Some details for root canal filling must be well verified, such as asymptomatic tooth, the maintenance of the same apical limit used in the RCP. Root canal must be well cleaned and dried, for the selection of the main cone of gutta-percha, and it is necessary to verify if the cones offer some resistance to the removal and to occupy most space of the root canal. The root canal filling material must be contained only inside the root canal, there is no way to justify its presence beyond the root canal 12,35,36,40,41. In mandibular and maxillary molars, it is necessary to take care to avoid lead filling materials into mandibular canal and maxillary sinus, due the proximity of these anatomic structures with root apexes 53,58.

Different properties of endodontic sealers have been discussed 105,106,107,108, but the endodontic professionals still do not have a material considered ideal. Adherence ability to dentinal walls, with a sealing quality to avoid infiltration, with biocompatibility and stimulation the healing process of the periapical tissues constitute ideal properties. Microbial leakage along the coronal restoration and root canal fillings have been considered strongly associated with endodontic failures 20,21,22,23,24,25,26. The quality of RCP and coronal sealing are essential factors to achieve high rates of success, even in infected root canal 12,60.

The prevalence of periapical lesions in endodontically treated teeth in a selected population of Brazilian adults viewed by periapical radiographs was low when associated with high technical quality of RCT 25. Comparing the panoramic and periapical radiographs and CBCT images, apical periodontitis (AP) was detected in 17.6%, 35.3%, and 63.3%, respectively. Substantial discrepancy can be found between the imaging methods tested to detect AP. AP was correctly identified in 54.5% of the cases with periapical radiographs and in 27.8% of the cases with panoramic radiographs 5.

Operative procedural errors may occur and they represent risk factors able to compromise a tooth 12,13,14,15. Errors characterize disability, non-observance of therapeutic protocol and low level of knowledge involving endodontic principles. Deficient attendance may be responsible for severe consequences and sequels, which impairs the prognosis and may result in serious judicial questions 12,13,14,15. Operative procedural errors in endodontically treated teeth and dental implants were detected using CBCT images 13. Underfilling, overfilling and root perforations were detected in 33.5%, 8% and 4.5% of the endodontically treated teeth, respectively. Dental implants with thread exposures, contact with important anatomical structures and contact with adjacent teeth were seen in 37.5%, 13% and 6.5% of the cases, respectively 13.

The first option for treating the failure is root canal retreatment, which presents difficulties and complications that make the prognosis doubtful. The difficulty in establishing new access to the root canal depends on the present material, pulp cavity anatomy, missed root canal, iatrogenesis (loss of working length - ledge formation, perforation, fractured instruments), and the presence of intraradicular post (type, length, diameter, sealer).

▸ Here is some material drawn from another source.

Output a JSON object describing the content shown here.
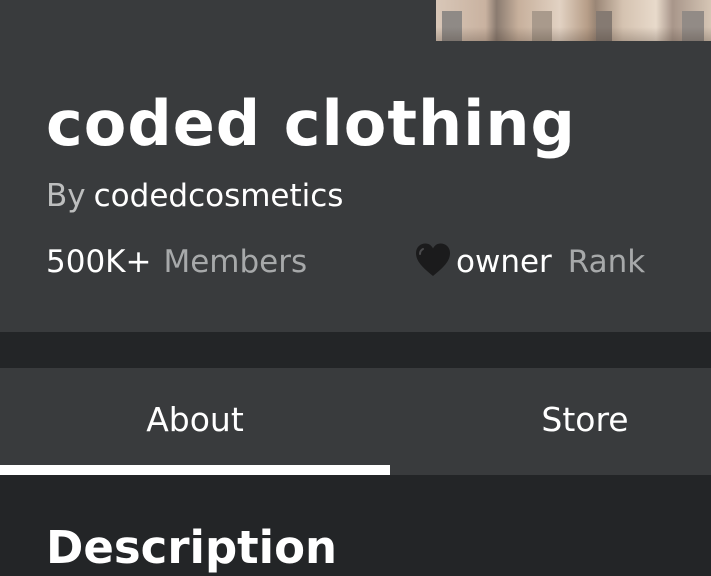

Restoration of Endodontically Treated Teeth

RCT is only finished after a perfect tooth restoration. The recovery of tooth function and occlusal harmony constitute essential elements in the rehabilitation process. Tooth restoration should be preferably performed using rubber dam isolation. During the RCT, the tooth should receive a temporary restauration with glass ionomer cement or composite resin. The time between the root canal filling and restorative coronal reconstruction should be the shorter possible to avoid the root canal contamination. A fracture or loss of restauration may conduct to reinfection and the need of a new antibacterial intervention. The restoration of endodontically treated teeth may be usually complex because of the destruction of the crown, partial or totally, due to decay, traumatic dental injuries or the presence of previous extensive restorations 109,110,111,112,113,114,115.

The coronal reconstruction of endodontically treated tooth must recover the biomechanical performance as similarly as possible to the intact tooth. The structural resistance is related to appropriate retention and adhesive integration between sealer, core reconstruction and final restoration. Direct restorative materials, mainly composite resin has proven to be enough to reconstitute the coronal part that will be the support for a crown, only when necessary. In various teeth with significant loss of coronal structure and no possibility to provide enough retention and resistance to complete the coronal core, intraradicular posts for retention may be required. The use of fiber glass post associated with resin cement has proven to be a good option when post retention is required. The similarity of mechanical properties with dentin and the bonding interaction with root dentin, result in proper stress and strain distribution. The endodontically treated tooth that needs intra-radicular retention should receive a restoration structurally composed of components with specific functions. In a direct relationship of functional dependence, the coronal restoration is retained by the coronal core, which is retained by the intra-radicular post 109,110,111,112.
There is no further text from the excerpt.